Nicotine and marijuana vaping among teens did not increase from 2019 into early 2020, but use among this population remains high, according to data from the Monitoring the Future survey released this week.

The MTF has included questions on nicotine and marijuana vaping since 2017, and usage soared over the first three years studied. To wit: past-year nicotine vaping by roughly doubled from 2017 to 2019 for eighth graders (7.5% to 16.5%), 10th graders (15.8% to 30.7%) and 12th graders (18.8% to 35.3%). In 2020, however, such usage has plateaued at 16.6%, 30.7% and 34.5%, respectively. A marked decline was found in near-daily nicotine vaping (20 times within the past 30 days) among 10th and 12th graders.

Also of note with regards to nicotine vaping, use of JUUL vaping devices, previously the most popular brand among teens, declined. Past-year usage of JUUL devices among 10th graders dropped from 28.7% in 2019 to 20% in 2020, and among 12th graders, usage dropped from 28.4% to 22.7%.

“The rapid rise of teen nicotine vaping in recent years has been unprecedented and deeply concerning since we know that nicotine is highly addictive and can be delivered at high doses by vaping devices, which may also contain other toxic chemicals that may be harmful when inhaled,” said NIDA director Nora D. Volkow, MD, said in a news release announcing the findings. “It is encouraging to see a leveling off of this trend, though the rates still remain very high.” 

Past-year vaping of marijuana among all three grades surveyed remained consistent in 2020, while daily marijuana vaping decreased by more than half to 1.1% for 10th graders and 1.5% for 12th graders. Overall use of marijuana in all forms (including smoking and vaping) remained the most commonly used illicit substance among adolescents and usage did not change among any of the grades surveyed for lifetime, past-year or past-30-day use.

Other findings from the MTF survey:

  • Past-year, non-medical use of amphetamines among eighth graders climbed from 3.5% to 5.3% in 2020, but 10th and 12th graders have reported lows in past-year use at 4.3%, continuing a five-year decline.
  • Past-year use of inhalants among eighth graders has also increased, from 3.8% in 2016 to 6.1% in 2020, while 12th graders’ use has dropped to all-time lows.

NIDA noted that this year’s survey was cut short by the COVID-19 pandemic.
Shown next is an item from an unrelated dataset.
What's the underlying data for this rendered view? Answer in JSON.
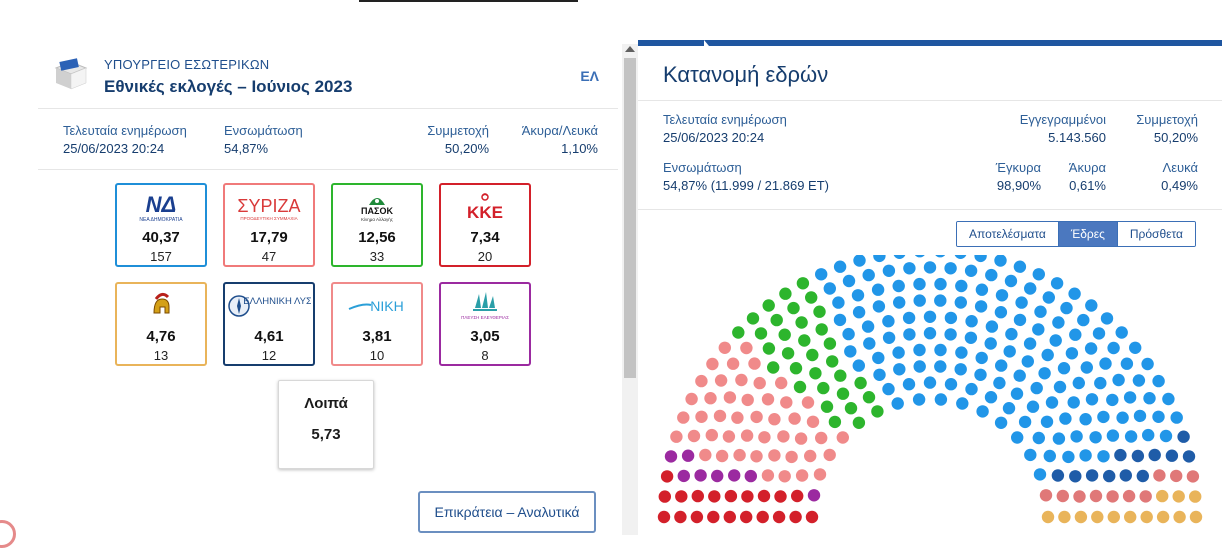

Responses from students were collected from Feb. 11 through March 14, and the 11,821 surveys that were completed were about 25% from a normal year’s total. Results came "from a broad geographic and representative sample, so the data were statistically weighted to provide national numbers,” NIDA said. The study’s investigators are currently working with schools to deploy the 2021 survey early next year.